When to Use This Workflow#
- Joining a new team or project
- Contributing to an open source repository
- Taking over a client project as a freelancer
- Reviewing a codebase before an acquisition or audit
Step 1: Get the Big Picture#
Start with a high-level overview:
cd ~/new-project codex "Give me a high-level overview of this project. What does it do, what frameworks does it use, and how is it organized?"
Codex reads your project files, package manifests, and configuration to build a mental model of the codebase.
Step 2: Understand the Architecture#
Drill into the structure:
codex "Map the architecture of this project. Show me: - The main entry points - How data flows from frontend to backend - Which database/ORM is used - Key third-party dependencies - How authentication works"
For large codebases, ask specific questions rather than broad ones. "How does the payment flow work?" will give you better answers than "Explain everything."
Pick a specific feature and trace it end-to-end:
codex "Trace the user registration flow from start to finish.

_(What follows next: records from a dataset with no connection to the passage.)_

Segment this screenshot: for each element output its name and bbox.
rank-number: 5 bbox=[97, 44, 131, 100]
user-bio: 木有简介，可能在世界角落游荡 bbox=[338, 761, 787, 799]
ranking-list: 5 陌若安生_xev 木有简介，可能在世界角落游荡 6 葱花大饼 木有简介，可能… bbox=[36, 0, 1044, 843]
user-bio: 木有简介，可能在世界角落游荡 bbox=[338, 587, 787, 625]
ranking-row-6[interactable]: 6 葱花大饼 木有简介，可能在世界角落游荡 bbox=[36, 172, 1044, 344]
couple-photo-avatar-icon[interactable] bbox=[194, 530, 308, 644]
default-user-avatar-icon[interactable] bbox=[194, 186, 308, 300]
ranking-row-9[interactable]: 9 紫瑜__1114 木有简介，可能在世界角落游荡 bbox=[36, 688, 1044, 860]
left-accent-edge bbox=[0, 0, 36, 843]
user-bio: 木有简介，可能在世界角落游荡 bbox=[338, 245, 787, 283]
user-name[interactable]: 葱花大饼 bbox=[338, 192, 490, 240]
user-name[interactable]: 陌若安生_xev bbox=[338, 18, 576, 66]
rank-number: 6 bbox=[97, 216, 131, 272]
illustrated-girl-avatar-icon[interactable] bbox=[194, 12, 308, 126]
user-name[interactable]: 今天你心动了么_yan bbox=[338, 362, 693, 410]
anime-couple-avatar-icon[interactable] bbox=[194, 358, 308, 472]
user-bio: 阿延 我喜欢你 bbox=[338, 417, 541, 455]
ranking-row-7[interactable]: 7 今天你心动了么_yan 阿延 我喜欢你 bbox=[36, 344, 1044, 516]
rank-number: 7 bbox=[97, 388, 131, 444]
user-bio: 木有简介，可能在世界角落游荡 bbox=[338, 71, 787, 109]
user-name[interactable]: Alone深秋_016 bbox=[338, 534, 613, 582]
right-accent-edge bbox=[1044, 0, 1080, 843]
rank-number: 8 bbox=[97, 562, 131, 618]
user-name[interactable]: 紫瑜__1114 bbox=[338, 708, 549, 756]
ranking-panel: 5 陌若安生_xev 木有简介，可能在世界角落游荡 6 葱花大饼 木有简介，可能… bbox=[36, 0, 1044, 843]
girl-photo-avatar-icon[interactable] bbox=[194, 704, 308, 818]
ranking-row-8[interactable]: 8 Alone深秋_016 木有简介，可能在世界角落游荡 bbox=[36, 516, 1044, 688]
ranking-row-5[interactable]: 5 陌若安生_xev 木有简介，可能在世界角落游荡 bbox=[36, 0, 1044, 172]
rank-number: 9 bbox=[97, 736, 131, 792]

Show me every file involved, the API endpoints, database operations, and any email/notification triggers."
This gives you a concrete path through the codebase that you can follow in your editor.
Step 4: Find Key Files#
Ask Codex to identify the most important files:
codex "What are the 10 most important files in this project? For each one, explain what it does and why it matters."
Step 5: Check for Gotchas#
Before you start making changes:
codex "What are the potential gotchas in this codebase? Look for: unusual patterns, technical debt, security concerns, missing tests, and things that might trip up a new developer."
Step 6: Set Up Your AGENTS.md#
Based on what you have learned, create an AGENTS.md for future sessions:
codex "Based on your understanding of this codebase, generate an AGENTS.md file that covers: setup commands, testing commands, coding conventions, and important directories."
Review and save the output as AGENTS.md in the project root.
Using Codex Cloud for Onboarding#
For repositories you have not cloned yet:
- Go to chatgpt.com/codex
- Connect your GitHub account
- Select the repository
- Ask your onboarding questions
Codex Cloud clones the repo into a sandbox and explores it for you — useful when you want to understand a project before committing to cloning it locally.
Pro Tips#
- Use session resume — Save your onboarding session and come back to it:
codex resume - Attach a screenshot — If you have a running app, screenshot a page and ask "What code renders this?"
- Check the tests — "Walk me through the test suite structure" reveals what the team considers important
- Read the CI config — "Explain the CI/CD pipeline" shows the deployment and quality gates
Onboarding with Codex does not replace reading the documentation. Use it as a complement — Codex is good at navigating code, but project docs capture intent and history that code alone cannot convey.